As I was doing so I came to the conclusion that there is a lot of overlap between Firefox code and Toolkit code. Lots of patches touch both at the same time and it often doesn’t make a lot of sense to require different reviewers there. I also couldn’t think of a reason why someone would be a trusted reviewer of Firefox code and yet not be trusted to review Toolkit code. Looking at the differences in the lists of peers confirmed that all those missing really should be Toolkit peers too.

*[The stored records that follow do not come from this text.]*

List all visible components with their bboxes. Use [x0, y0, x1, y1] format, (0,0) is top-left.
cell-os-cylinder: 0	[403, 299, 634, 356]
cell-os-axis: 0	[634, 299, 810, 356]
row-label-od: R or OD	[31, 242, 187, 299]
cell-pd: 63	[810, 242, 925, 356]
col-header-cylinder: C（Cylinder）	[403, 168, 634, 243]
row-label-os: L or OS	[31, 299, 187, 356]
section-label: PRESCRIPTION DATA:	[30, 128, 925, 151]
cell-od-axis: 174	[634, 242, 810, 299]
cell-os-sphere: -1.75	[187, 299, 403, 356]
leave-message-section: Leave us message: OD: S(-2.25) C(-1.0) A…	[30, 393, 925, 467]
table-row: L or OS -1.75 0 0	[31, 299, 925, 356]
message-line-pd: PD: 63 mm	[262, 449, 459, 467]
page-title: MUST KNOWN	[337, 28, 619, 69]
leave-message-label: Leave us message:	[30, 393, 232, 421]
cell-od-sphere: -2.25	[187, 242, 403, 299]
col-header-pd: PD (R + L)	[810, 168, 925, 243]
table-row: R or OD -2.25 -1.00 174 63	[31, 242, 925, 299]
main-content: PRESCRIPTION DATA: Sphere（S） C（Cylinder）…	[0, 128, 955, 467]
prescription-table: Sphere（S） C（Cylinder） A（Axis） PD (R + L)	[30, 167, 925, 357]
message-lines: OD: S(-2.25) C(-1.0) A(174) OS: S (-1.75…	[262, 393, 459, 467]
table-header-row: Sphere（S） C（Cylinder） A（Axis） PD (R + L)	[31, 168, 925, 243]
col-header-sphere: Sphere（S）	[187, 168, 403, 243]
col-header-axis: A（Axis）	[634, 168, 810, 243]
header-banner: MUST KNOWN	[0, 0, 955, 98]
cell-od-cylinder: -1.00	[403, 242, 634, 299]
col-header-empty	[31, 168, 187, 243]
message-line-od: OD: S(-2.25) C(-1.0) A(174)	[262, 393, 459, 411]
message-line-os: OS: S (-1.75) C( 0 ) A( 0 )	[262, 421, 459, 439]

So going forwards I have decided that Firefox peers will automatically be considered to be Toolkit peers. That means I can announce a whole bunch of new people who are now Toolkit peers, please congratulate them in the usual way, by flooding their review queue:
- Ehsan Akhgari
- Mike de Boer
- Mike Conley
- Georg Fritzsche
- Mark Hammond
- Felipe Gomes
- Gijs Kruitbosch
- Florian Quèze
- Tim Taubert
You might ask if the reverse should hold true, should all Toolkit peers be Firefox peers? i.e. should we just merge the lists. I leave that to the Firefox owner to decide but I will say that there are a few pieces of Toolkit that are very much not front-end and so in some cases I could see a reviewer for that area not needing to be listed in the Firefox list, not because they wouldn’t be trusted to turn down the patches they couldn’t review but just because there would be almost no patches in their area in Firefox. Maybe that case is so rare that it isn’t worth the hassle of two lists though.